Il y’a quelque chose d’incroyablement lumineux chez ce couple. « En écoutant notre histoire, il arrive que les gens se mettent à pleurer » Surtout au Japon, où 26% de la population a plus de 65 ans, et se sent effroyablement inutile. Ils portent un message inconcevable : en fait la vie, on en fait ce qu’on en veut. Elle ne s’arrête jamais, tant qu’on n’est pas mort. On meurt certainement de vieillesse, mais on vieillit d’abord d’absence de projet. Ce n’est pas la mort qui devrait être un combat, mais la vieillesse.

Comment devient-on entrepreneur à 60 ans ? Eh bien, en acceptant d’apprendre à nouveau, en prenant des risques inconsidérés, du genre de ceux que l’on prend quand on a 17 ans. Un baluchon sur l’épaule, quelques sous en poche, et un incroyable optimisme. 

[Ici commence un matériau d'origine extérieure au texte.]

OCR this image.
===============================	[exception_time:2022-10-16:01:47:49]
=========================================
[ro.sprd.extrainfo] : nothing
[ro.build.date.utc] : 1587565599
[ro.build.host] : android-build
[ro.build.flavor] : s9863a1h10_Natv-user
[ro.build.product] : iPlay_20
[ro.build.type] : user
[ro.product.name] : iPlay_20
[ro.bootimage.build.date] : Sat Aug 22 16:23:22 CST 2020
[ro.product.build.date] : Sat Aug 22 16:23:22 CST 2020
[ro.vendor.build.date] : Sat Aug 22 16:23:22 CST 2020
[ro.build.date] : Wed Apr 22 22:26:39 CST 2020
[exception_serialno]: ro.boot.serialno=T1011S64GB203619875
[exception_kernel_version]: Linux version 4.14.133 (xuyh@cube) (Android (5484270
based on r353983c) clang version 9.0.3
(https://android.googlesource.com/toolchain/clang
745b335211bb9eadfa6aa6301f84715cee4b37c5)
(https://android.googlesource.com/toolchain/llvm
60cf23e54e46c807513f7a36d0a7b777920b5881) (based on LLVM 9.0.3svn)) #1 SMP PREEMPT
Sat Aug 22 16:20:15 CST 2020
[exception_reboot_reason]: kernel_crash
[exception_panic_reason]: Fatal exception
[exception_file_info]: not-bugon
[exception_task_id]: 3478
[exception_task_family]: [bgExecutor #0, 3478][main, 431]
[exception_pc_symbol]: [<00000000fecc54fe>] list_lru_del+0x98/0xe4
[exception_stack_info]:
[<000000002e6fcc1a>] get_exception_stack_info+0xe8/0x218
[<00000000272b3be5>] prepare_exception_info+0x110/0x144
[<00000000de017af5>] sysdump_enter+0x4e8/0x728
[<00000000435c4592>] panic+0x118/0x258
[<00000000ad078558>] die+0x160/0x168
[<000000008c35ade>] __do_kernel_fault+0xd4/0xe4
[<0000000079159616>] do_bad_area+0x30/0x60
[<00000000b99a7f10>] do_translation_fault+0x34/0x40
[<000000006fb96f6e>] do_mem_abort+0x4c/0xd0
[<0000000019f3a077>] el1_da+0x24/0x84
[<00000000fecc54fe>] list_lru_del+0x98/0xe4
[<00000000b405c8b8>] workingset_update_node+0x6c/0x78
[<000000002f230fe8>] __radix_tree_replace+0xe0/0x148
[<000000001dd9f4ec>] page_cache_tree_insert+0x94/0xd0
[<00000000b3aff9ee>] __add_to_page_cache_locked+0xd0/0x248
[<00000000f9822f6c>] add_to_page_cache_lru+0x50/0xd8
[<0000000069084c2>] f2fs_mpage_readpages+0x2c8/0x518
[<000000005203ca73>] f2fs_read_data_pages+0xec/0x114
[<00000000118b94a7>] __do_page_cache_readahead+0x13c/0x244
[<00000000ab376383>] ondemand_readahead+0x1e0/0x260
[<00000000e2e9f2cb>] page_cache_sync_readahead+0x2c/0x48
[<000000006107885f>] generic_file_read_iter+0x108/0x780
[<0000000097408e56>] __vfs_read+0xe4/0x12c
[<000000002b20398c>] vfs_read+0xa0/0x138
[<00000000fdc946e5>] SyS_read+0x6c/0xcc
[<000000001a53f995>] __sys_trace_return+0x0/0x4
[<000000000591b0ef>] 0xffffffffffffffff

A l’origine de cette incroyable aventure, leur fils.Diplômé de Sup de Co à Nantes. Il est parti vivre au Japon dans une boîte de jeux-vidéo. C’est lui qui a glissé cette idée folle dans la tête de Catherine. « Maman, ta mousse au chocolat est tellement bonne que tu devrais la vendre. Au Japon, ils ne connaissent pas la mousse au chocolat. Je suis sûr que ça ferait un carton. » Le genre de trucs que l’on dit au repas de Noël en plaisantant. Mais Catherine a répondu : « Ah oui, bonne idée ! » Et elle est retournée à l’école. Une école de pâtisserie. « J’étais la doyenne de la promotion ». Six mois plus tard, décroche son CAP haut la main. Et c’est comme ça qu’est née « Maman au chocolat ».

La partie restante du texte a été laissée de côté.